Zombie Jamboree by Belinkie
If you stop to take in the scenery, there’s a ton to admire: a hospital with insane graffiti on blood-splattered walls, countless makeshift barricades that didn’t hold, sewers where corpses float in the muck, etc. But I don’t suggest you stop to take in the scenery. Because, well, the zombies.

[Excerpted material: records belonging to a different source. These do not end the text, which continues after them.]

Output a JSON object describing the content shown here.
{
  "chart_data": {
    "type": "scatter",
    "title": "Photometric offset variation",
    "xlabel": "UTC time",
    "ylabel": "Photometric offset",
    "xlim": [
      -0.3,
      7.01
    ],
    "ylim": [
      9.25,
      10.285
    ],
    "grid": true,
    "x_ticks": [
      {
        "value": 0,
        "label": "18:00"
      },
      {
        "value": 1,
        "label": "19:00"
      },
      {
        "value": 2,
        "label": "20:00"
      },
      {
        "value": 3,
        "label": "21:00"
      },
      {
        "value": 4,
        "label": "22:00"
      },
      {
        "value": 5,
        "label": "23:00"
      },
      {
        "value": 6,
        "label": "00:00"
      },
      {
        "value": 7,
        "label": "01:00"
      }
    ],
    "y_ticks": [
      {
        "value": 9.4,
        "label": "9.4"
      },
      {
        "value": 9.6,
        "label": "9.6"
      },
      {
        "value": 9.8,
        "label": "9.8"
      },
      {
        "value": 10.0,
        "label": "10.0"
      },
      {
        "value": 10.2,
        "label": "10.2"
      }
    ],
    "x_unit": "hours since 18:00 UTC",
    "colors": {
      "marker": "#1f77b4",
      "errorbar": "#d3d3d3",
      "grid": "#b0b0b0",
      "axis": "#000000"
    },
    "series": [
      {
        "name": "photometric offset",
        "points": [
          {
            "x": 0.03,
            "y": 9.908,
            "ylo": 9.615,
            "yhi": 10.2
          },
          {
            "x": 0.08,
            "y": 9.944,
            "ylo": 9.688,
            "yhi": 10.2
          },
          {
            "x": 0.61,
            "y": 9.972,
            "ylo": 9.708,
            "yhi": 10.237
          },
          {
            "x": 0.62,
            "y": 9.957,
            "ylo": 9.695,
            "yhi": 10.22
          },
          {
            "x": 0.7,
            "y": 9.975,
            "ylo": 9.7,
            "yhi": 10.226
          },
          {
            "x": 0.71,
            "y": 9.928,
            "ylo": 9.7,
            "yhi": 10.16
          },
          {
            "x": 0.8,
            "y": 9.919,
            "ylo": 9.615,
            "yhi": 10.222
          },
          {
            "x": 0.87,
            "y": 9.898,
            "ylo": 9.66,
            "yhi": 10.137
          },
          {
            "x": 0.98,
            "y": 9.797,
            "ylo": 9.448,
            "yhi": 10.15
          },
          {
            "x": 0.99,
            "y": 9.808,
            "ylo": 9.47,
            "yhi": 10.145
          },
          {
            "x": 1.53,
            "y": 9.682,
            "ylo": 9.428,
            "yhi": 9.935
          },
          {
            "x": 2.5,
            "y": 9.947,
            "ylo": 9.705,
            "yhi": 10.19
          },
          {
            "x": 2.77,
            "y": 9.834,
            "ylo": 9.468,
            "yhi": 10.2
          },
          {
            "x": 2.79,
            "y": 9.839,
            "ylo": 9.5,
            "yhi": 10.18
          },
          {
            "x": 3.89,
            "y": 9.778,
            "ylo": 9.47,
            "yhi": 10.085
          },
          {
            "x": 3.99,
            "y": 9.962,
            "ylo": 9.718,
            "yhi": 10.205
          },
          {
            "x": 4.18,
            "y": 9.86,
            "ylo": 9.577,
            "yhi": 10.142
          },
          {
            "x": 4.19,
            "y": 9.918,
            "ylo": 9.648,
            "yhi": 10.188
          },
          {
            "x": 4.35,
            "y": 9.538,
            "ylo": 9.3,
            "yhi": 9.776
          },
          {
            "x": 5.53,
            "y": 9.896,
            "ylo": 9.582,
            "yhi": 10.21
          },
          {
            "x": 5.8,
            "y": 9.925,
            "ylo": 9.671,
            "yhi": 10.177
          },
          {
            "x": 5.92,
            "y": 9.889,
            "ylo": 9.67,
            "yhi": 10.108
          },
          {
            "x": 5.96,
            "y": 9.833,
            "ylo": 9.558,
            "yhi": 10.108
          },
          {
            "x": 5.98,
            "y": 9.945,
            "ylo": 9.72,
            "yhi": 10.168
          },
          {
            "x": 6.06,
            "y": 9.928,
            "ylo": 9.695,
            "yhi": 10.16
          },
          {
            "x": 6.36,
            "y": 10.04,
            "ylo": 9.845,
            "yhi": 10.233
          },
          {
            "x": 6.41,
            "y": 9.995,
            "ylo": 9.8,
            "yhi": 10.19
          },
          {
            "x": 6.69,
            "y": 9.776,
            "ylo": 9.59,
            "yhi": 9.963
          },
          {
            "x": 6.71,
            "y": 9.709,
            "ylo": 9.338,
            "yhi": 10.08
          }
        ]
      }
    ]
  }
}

And, finally for the whimsically inclined:

Overthinking It Podcas Episode 94: Post Racial Dust Cloud
The (in)famous “cemetery ridge” episode, considering why a Zombie Confederacy actually sounds bad-ass.

BRAINS!: The Musical of the Living Dead by Fenzel and Stokes
Once upon a time, these guys thought it would be a good idea to write a Broadway musical about Zombies.

These are all old articles, so the comments are closed; sound off on your brain’s love of those who love brains here.

2 Comments on “Overthinking Zombies”

  1. inmate #

    One day, there shall be an OTI Podcast entitled Cemetery Ridge. And on that day, I shall call off my attack tortoises.

    But until that day, Wrather, beware.


    • fenzel #

      “Inmate! Rally your attack tortoises to the defense of our position!”

      “General, I have no attack tortoises.”

      So many of our finest men are marshalled on that hopeless charge against Cemetery Ridge, pushing foward in the face of mortar, canister, rifle and cannon, marching toward that high-water mark we may never quite reach, only to be annihilated by the enemy and sent home to spend 150 years drinking with our buddies, watching football and NASCAR, and dreaming of the day when we might dissuade the enemy from its fierce resistance, turn on its flank, seize the round tops, and make one more fateful, futile lunge through the tall grasses of that damned graveyard of a battlefield.